Alicia Garcia Herrero and Jianwei Xu (Natixis) | After several peaceful months, the US-China trade has been taken back to central stage following Trump’s unexpected announcement to ramp up tariffs from 10% to 25% on Friday if no deal is reached by this Friday. Fears of resurged uncertainties spread among investors, tumbling world market over the past few days.

So far, the market’s reading of the US’ latest action has been ambiguous. Some argue the US ultimatum is only a negotiation tactic to push for a deal, but others view it as a clear turn for a worse scenario in the resolution of the trade war. Our take is neither of the two but rather an important sign that, since early 2017, the US has realized it entering a phase of strategic competition which is here to stay. Whether a deal can be finally struck or not should not be taken as huge piece of news by financial markets as it only constitutes a truce.

To the question of why the US suddenly raised the stakes again at this point in time, our take is that the US is in desperate need for a comprehensive victory which is not even close to obtaining. China is ready to pay a cheque but not to transform its state-led economic model into a market one. Trump’s abrupt change of direction in the negotiation strategy unveils despair more than strength.

The reason is that China has clearly learned its way, painfully but surely, out of the current impasse with the US.  From a tit-for-tat approach to negotiation and hedging, China is more in control of the situation now than before. In fact, China has been negotiating with the US since November, aware that the US also needs a deal for its consumers and investors and also that only a comprehensive deal revamping China’s economic model can be acceptable. Along with the negotiation, China has also worked harder to hedge its economy against the negative outcome. More specifically, rather than drafting a detailed foreign investment law, handing in a complete list of subsidies to SOEs, or applying a workable measure of “competitive neutrality” to Chinese corporates, China’s policy makers have focused on stimulating the economy effectively. In addition, with a longer term perspective in mind, China has exerted efforts to extend friendly ties with as many countries as possible.

For the former, a credit-led stimulus, aiming at the under-served private sector, is well underway, which lifted China’s business sentiment as well as stock market for the past few months. For the latter, the number of countries officially being part of the Belt and Road has surged from the original 63 to over 130 countries recently. In addition, Xi Jinping and Li Keqiang have more frequently engaged in high-level summits with the key countries (three with Europe since November and one with Japan in April).

From the economic perspective, the global environment has also become more supportive for the hardline policy.

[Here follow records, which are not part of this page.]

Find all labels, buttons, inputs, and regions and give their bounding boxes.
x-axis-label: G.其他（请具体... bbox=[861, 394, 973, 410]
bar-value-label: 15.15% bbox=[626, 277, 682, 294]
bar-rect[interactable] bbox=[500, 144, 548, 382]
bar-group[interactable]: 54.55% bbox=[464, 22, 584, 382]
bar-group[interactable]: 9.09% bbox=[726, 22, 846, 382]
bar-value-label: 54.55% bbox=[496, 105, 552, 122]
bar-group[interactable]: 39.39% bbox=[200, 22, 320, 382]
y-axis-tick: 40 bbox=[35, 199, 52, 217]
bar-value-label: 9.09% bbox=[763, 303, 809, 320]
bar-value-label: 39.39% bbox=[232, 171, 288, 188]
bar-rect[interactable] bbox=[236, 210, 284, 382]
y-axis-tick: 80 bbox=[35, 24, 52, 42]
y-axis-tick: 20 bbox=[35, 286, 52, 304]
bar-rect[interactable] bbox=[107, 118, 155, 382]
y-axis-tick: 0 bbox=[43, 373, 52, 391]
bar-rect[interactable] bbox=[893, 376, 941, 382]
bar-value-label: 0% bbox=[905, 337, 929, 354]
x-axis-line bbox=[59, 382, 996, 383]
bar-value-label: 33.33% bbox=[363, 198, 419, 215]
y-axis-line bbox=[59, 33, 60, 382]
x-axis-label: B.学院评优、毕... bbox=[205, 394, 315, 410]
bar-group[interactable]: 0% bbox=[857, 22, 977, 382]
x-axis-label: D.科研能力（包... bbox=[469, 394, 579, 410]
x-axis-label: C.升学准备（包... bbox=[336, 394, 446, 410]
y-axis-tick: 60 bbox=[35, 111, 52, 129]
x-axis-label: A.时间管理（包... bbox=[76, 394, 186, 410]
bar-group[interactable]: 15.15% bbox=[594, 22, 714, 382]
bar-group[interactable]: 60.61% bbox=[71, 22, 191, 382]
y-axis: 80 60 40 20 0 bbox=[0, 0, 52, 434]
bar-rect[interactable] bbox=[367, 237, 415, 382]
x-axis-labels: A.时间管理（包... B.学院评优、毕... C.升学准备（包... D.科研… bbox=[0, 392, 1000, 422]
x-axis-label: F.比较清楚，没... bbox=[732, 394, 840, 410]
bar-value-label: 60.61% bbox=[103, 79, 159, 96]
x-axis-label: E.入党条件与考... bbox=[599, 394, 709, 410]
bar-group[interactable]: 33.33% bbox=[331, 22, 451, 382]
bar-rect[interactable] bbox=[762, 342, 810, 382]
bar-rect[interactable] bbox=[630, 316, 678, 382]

The US and China has been performing moderately well in the past quarter, albeit some still intrinsic problems. The macroeconomic recovery gives both parties an opportunity to flex their muscles at the particular moment.

The growth hedging strategies seem to be working for China, at least temporarily. The US’ super-cycle led by monetary stimulus after the financial crisis could also slowly come to a turning point. All of these are actually bad news for US negotiators, which might be behind Trump’s sudden resort to threats. Moreover, if threat is not followed by actions on Friday, this will only lift China’s confidence further in the negotiation process.

Bear in mind, though, that one of China’s main hedges, namely, growth for today, may turn into a burden for the future, as more debt would pile up as a consequence. As for the frantic search for external alliances, the US is already reacting to pressure its allies (the EU in particular) to join the trade war and escalate the economic confrontation to security threats (such as 5G and Huawei).

*This article was previously published in Forbes.